Штурм (Ванюшин) - страница 3

— Вы впервые на фронт? — спросил майор.

— Допустим…

— Тут такое дело, довольно тонкое. И вам, лейтенант, надо понять их, несколько раз раненных, — вежливо внушал Наумов. — Конечно, врет, обманывает Кох. Но он приказывает немцам: убивайте. И немцы будут стрелять в нас и убивать. О чем тут говорить? Крикнуть, как на митинге: не боюсь, мол?! Глупо. Ведь победа близко. Я думаю, у многих фронтовиков в душе есть этакая ниточка, удерживающая от слова, которое может прозвучать как ненужное бодрячество, таится нечто похожее на суеверие: за бахвальство судьба наказывает. Не надо смеяться, лейтенант.

— Я не смеюсь, товарищ майор. И у вас есть это нечто похожее?ꓺ

— Я не так выразился. Предчувствие… Внешне фронтовики суровы, иногда замкнуты. Много пережито, а ненависть к врагу — не выразить словами. При всем том — очень чувствительная душа. У вас бывали заусеницы?

— Что? A-а, на пальцах около ногтей…

— У фронтовика, о котором говорят как о закаленном, вся душа в заусеницах. Его задевает окрик командира, громкое, фальшивое слово о враге: «Все нипочем…» Но пулю словом не остановишь, не умолишь отвернуть в сторону. Значит — не суеверие, а предубеждение, затаенное отрицание фальши: лучше промолчать. Это не легко объяснить.

— Я понимаю, — сказал Колчин. — Тоже был ранен, но как-то нелепо. И не задумывался над всем этим.

— И не стоило думать. Будет неразумно, если вас пошлют в батальон или в стрелковый полк. Ваше место… — Наумов не договорил, вытянулся и посмотрел на дорогу.
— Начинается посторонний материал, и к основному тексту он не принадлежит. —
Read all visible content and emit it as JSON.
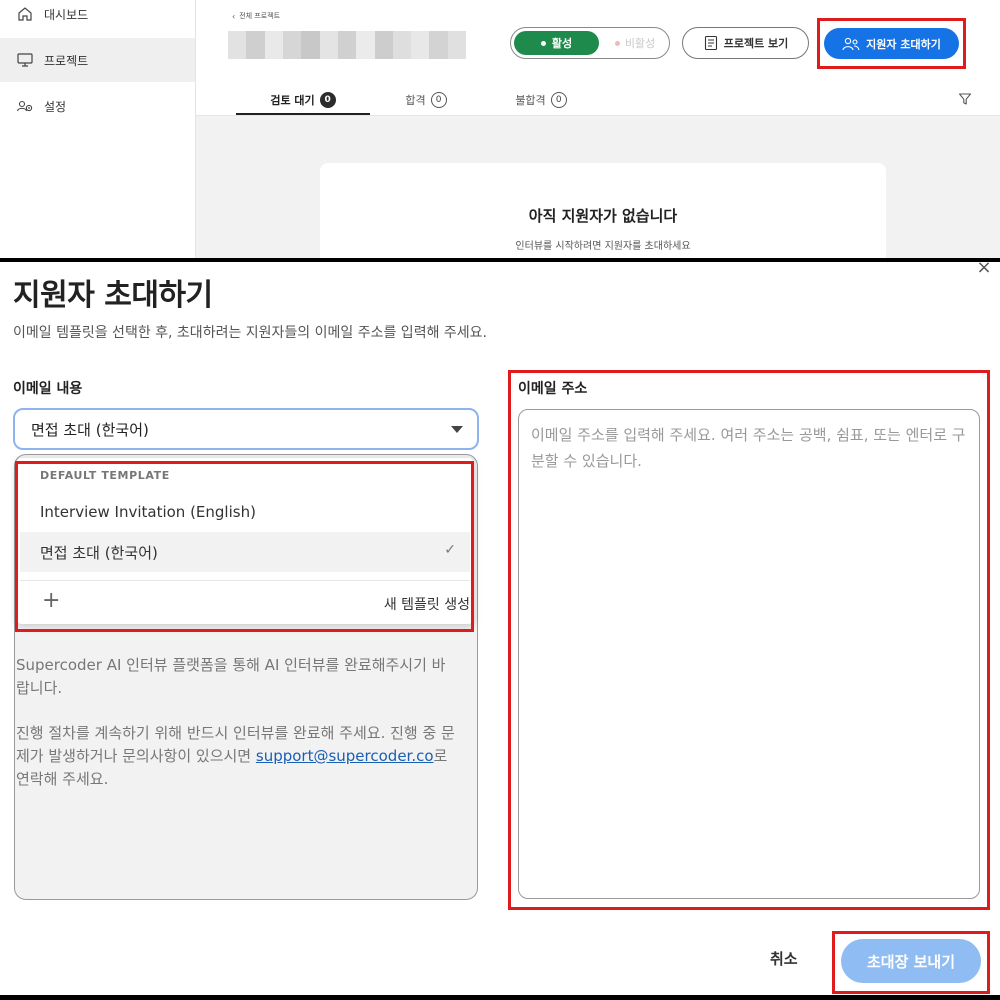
{
  "sidebar": {
    "items": [
      {
        "label": "대시보드",
        "icon": "home-icon"
      },
      {
        "label": "프로젝트",
        "icon": "monitor-icon"
      },
      {
        "label": "설정",
        "icon": "users-settings-icon"
      }
    ]
  },
  "header": {
    "breadcrumb": "전체 프로젝트",
    "status_toggle": {
      "active_label": "활성",
      "inactive_label": "비활성"
    },
    "view_project_label": "프로젝트 보기",
    "invite_label": "지원자 초대하기"
  },
  "tabs": [
    {
      "label": "검토 대기",
      "count": "0"
    },
    {
      "label": "합격",
      "count": "0"
    },
    {
      "label": "불합격",
      "count": "0"
    }
  ],
  "empty_state": {
    "title": "아직 지원자가 없습니다",
    "subtitle": "인터뷰를 시작하려면 지원자를 초대하세요"
  },
  "modal": {
    "title": "지원자 초대하기",
    "subtitle": "이메일 템플릿을 선택한 후, 초대하려는 지원자들의 이메일 주소를 입력해 주세요.",
    "email_content_label": "이메일 내용",
    "selected_template": "면접 초대 (한국어)",
    "dropdown": {
      "section_header": "DEFAULT TEMPLATE",
      "options": [
        "Interview Invitation (English)",
        "면접 초대 (한국어)"
      ],
      "new_template_label": "새 템플릿 생성"
    },
    "content_text": {
      "p1": "Supercoder AI 인터뷰 플랫폼을 통해 AI 인터뷰를 완료해주시기 바랍니다.",
      "p2a": "진행 절차를 계속하기 위해 반드시 인터뷰를 완료해 주세요. 진행 중 문제가 발생하거나 문의사항이 있으시면 ",
      "link": "support@supercoder.co",
      "p2b": "로 연락해 주세요."
    },
    "email_address_label": "이메일 주소",
    "email_placeholder": "이메일 주소를 입력해 주세요. 여러 주소는 공백, 쉼표, 또는 엔터로 구분할 수 있습니다.",
    "cancel_label": "취소",
    "send_label": "초대장 보내기"
  },
  "colors": {
    "active_green": "#1e8a4c",
    "primary_blue": "#1573e6",
    "disabled_blue": "#8fbcf2",
    "highlight_red": "#e01b1b"
  }
}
Автоматчик с флажками все еще придерживал опущенный шлагбаум. Почти бесшумно подкатил «виллис» и остановился. Рядом с шофером сидела девушка в кубанке, с узкими погонами. Наумов щурил глаза, всматриваясь. Его тонкие губы тронула улыбка.

— Мне с вами, лейтенант, по пути, но прошу извинить… Кажется, повезло. Эта медичка из пашей дивизии.

Он подошел к «виллису». Видно было, что девушка узнала его — приветливо кивала головой. Дверца распахнулась. В «виллисе» сидели еще двое. Наумов втиснулся к ним, подогнув длинные в грязных сапогах ноги. Хорошо устроился майор!

— Мне такого счастья не видать, — без зависти, но с огорчением сказал Шестопалов. — Не везет ни в жизни, ни в любви.

— А в карты? — спросил один из офицеров, капитан-артиллерист.

— И в карты не везет. Вот он счастливчик, — толкнул Шестопалов Колчина, и все опять посмотрели на него. — Золотозубый!

У золотозубого лейтенанта было бледное лицо, крупный нос и очень светлые серые глаза. Белесый клок волос выполз из-под шапки.

— К немцам попадет, за фрица сойдет, — сказал Шестопалов, вновь закуривая.